Owen, wrapped up in his book, and only anxious to further the work as rapidly as possible, had no time to spare for these feminine amenities. He realized, of course, that Toni did not care for Miss Loder; but he thought he understood that her dislike came, rather pathetically, from her consciousness of her own shortcomings: and had no idea that Miss Loder herself was largely responsible for the lack of harmony between them.

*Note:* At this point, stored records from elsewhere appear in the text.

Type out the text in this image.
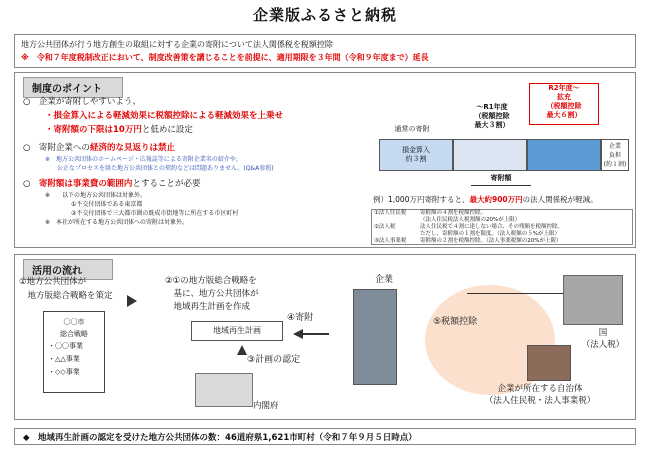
企業版ふるさと納税
地方公共団体が行う地方創生の取組に対する企業の寄附について法人関係税を税額控除
※　令和７年度税制改正において、制度改善策を講じることを前提に、適用期限を３年間（令和９年度まで）延長
制度のポイント
○　企業が寄附しやすいよう、
・損金算入による軽減効果に税額控除による軽減効果を上乗せ
・寄附額の下限は10万円と低めに設定
○　寄附企業への経済的な見返りは禁止
※　地方公共団体のホームページ・広報誌等による寄附企業名の紹介や、
公正なプロセスを経た地方公共団体との契約などは問題ありません。(Q&A参照)
○　寄附額は事業費の範囲内とすることが必要
※　　以下の地方公共団体は対象外。
①不交付団体である東京都
②不交付団体で三大都市圏の既成市街地等に所在する市区町村
※　本社が所在する地方公共団体への寄附は対象外。
R2年度～
拡充
（税額控除
最大６割）
～R1年度
（税額控除
最大３割）
通常の寄附
損金算入
約３割
企業
負担
(約１割)
寄附額
例）1,000万円寄附すると、最大約900万円の法人関係税が軽減。
①法人住民税	寄附額の４割を税額控除。
（法人住民税法人税割額の20%が上限）
②法人税	法人住民税で４割に達しない場合、その残額を税額控除。
ただし、寄附額の１割を限度。（法人税額の５%が上限）
③法人事業税	寄附額の２割を税額控除。（法人事業税額の20%が上限）
活用の流れ
①地方公共団体が
　地方版総合戦略を策定
〇〇市
総合戦略
・〇〇事業
・△△事業
・◇◇事業
②①の地方版総合戦略を
　基に、地方公共団体が
　地域再生計画を作成
地域再生計画
④寄附
③計画の認定
内閣府
企業
⑤税額控除
国
（法人税）
企業が所在する自治体
（法人住民税・法人事業税）
◆　地域再生計画の認定を受けた地方公共団体の数：46道府県1,621市町村（令和７年９月５日時点）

On what might be called the literary side of him, he thought Millicent Loder an excellent secretary, the one woman with whom he found it possible to work; but on what might be called the personal side, his interest was nil. True, he liked her trim appearance, though he would never have dreamed of comparing it with Toni's more unconventional attraction. He admired her quiet independence, and recognized her at once as belonging to his own world; but he never thought of her in any relation save that of secretary and general assistant; and even Toni was sufficiently wise to recognize the fact.

All the same Toni mistrusted the other woman; and it was with a feeling of intensest apprehension that she received Owen's announcement that Barry had arranged for a substitute at the office—thus setting Miss Loder free to resume her work at Greenriver.